With a surface area of over 200 m²/g, Activated alumina is commonly used as a desiccant and a filter of fluoride, arsenic and selenium in drinking water. It is made of aluminium oxide (alumina; Al2O3) and has a very high surface-area-to-weight ratio due to its tunnel-like pores.
Activated alumina is used for several adsorbent and catalyst applications such as the adsorption of catalysts in polyethylene production and in hydrogen peroxide production. It also acts as a selective adsorbent for chemicals such as arsenic, fluoride, in sulphur removal from gas streams (Claus Catalyst process).
Being highly adsorbent, water vapour in water and gases sticks to the Activated Alumina itself. The water molecules will then be trapped in the alumina. Handlers can release the trapped water molecules by heating the desiccant to ~200 °C.

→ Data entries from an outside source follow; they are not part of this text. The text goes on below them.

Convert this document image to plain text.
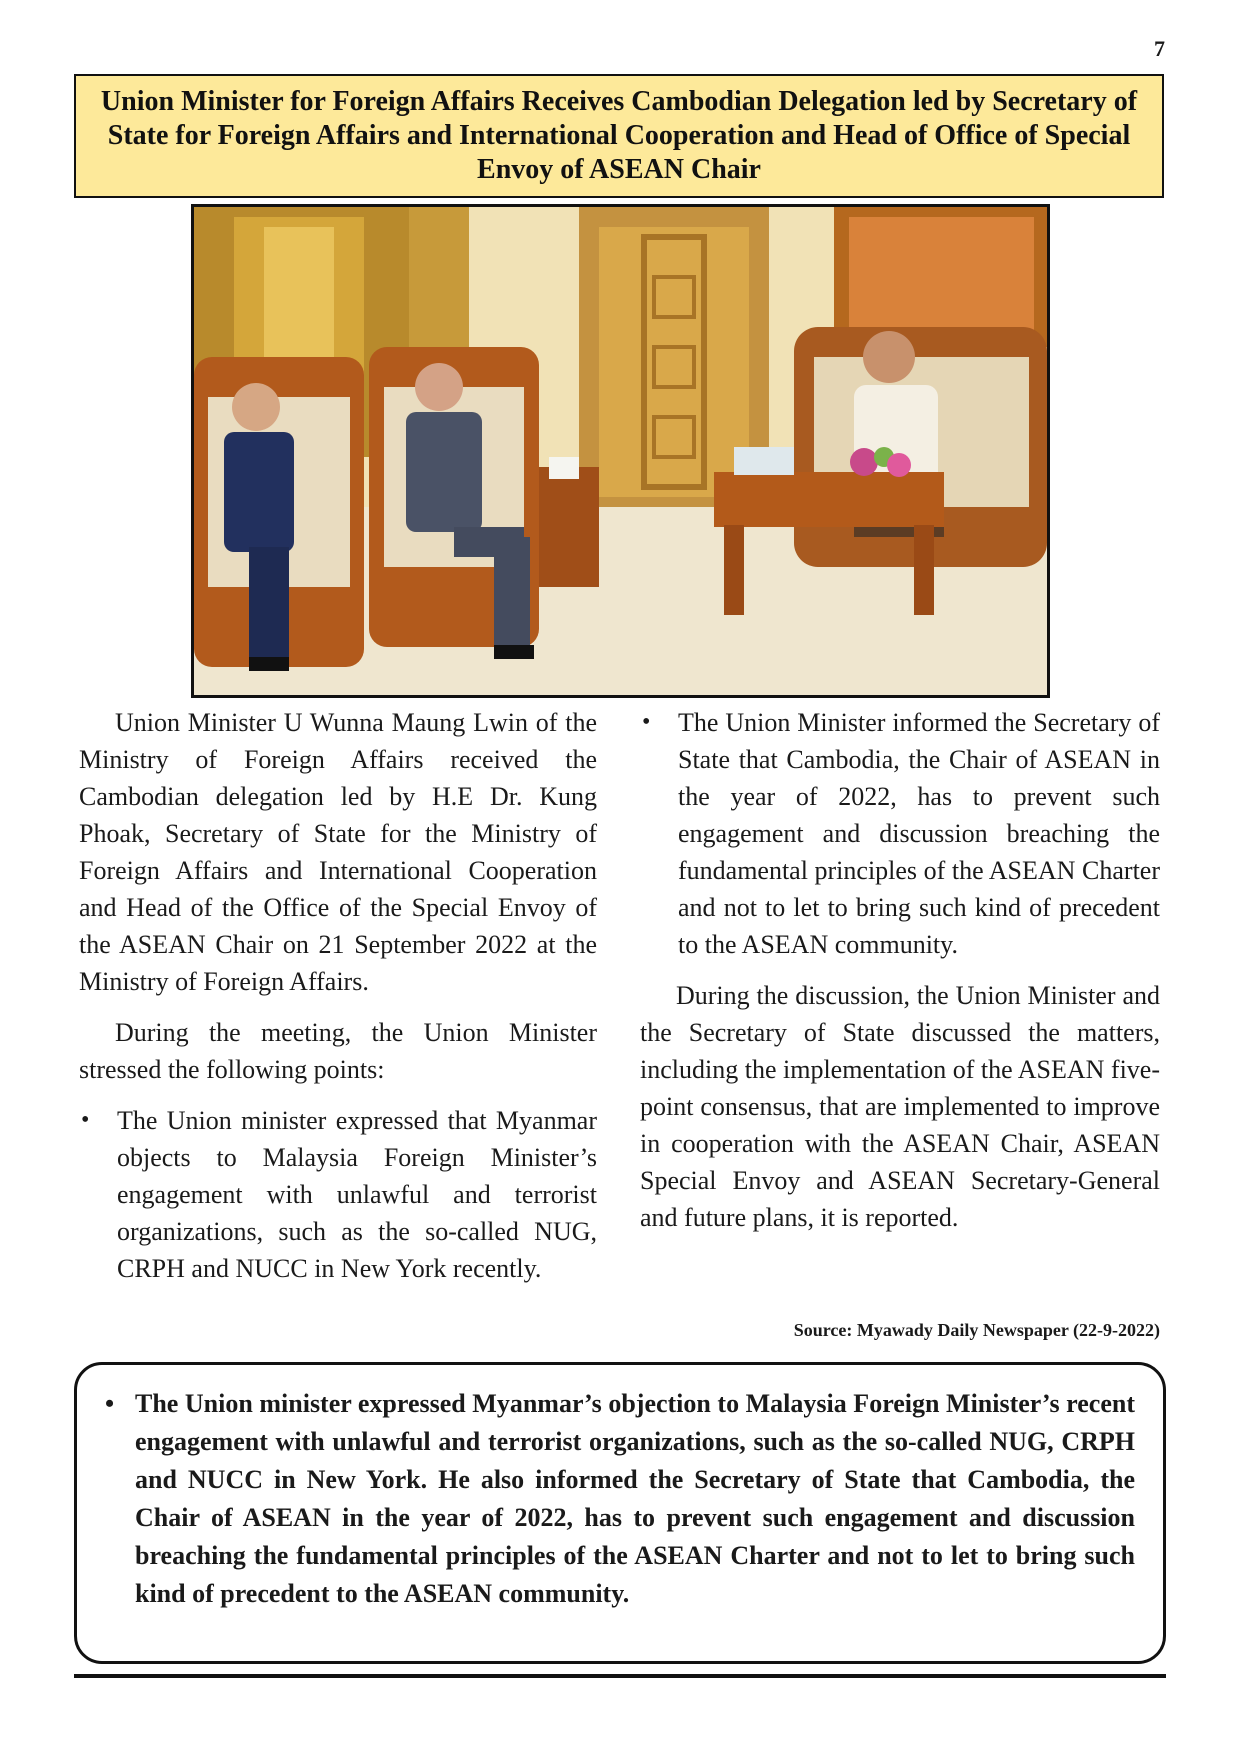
7
Union Minister for Foreign Affairs Receives Cambodian Delegation led by Secretary of State for Foreign Affairs and International Cooperation and Head of Office of Special Envoy of ASEAN Chair

Union Minister U Wunna Maung Lwin of the Ministry of Foreign Affairs received the Cambodian delegation led by H.E Dr. Kung Phoak, Secretary of State for the Ministry of Foreign Affairs and International Cooperation and Head of the Office of the Special Envoy of the ASEAN Chair on 21 September 2022 at the Ministry of Foreign Affairs.

During the meeting, the Union Minister stressed the following points:

• The Union minister expressed that Myanmar objects to Malaysia Foreign Minister’s engagement with unlawful and terrorist organizations, such as the so-called NUG, CRPH and NUCC in New York recently.

• The Union Minister informed the Secretary of State that Cambodia, the Chair of ASEAN in the year of 2022, has to prevent such engagement and discussion breaching the fundamental principles of the ASEAN Charter and not to let to bring such kind of precedent to the ASEAN community.

During the discussion, the Union Minister and the Secretary of State discussed the matters, including the implementation of the ASEAN five-point consensus, that are implemented to improve in cooperation with the ASEAN Chair, ASEAN Special Envoy and ASEAN Secretary-General and future plans, it is reported.

Source: Myawady Daily Newspaper (22-9-2022)
• The Union minister expressed Myanmar’s objection to Malaysia Foreign Minister’s recent engagement with unlawful and terrorist organizations, such as the so-called NUG, CRPH and NUCC in New York. He also informed the Secretary of State that Cambodia, the Chair of ASEAN in the year of 2022, has to prevent such engagement and discussion breaching the fundamental principles of the ASEAN Charter and not to let to bring such kind of precedent to the ASEAN community.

Activated alumina is also widely used to remove fluoride from drinking water. Its filters can easily reduce fluoride levels from 10.0 ppm to less than 1.0 ppm. The amount of fluoride leached from the water being filtered depends on how long the water is actually touching the alumina filter media. When the amount of alumina in the filter increases, the amount of fluoride existing in the filtered water decreases. Lower temperature water, and lower pH water (acidic water) are filtered more effectively too. Ideal pH for treatment is 5.5, which allows for up to a 95% removal rate.
Activated alumina can also be used In high vacuum applications. It works as a charge material in fore-line traps to prevent oil generated by rotary vane pumps from back streaming into the system.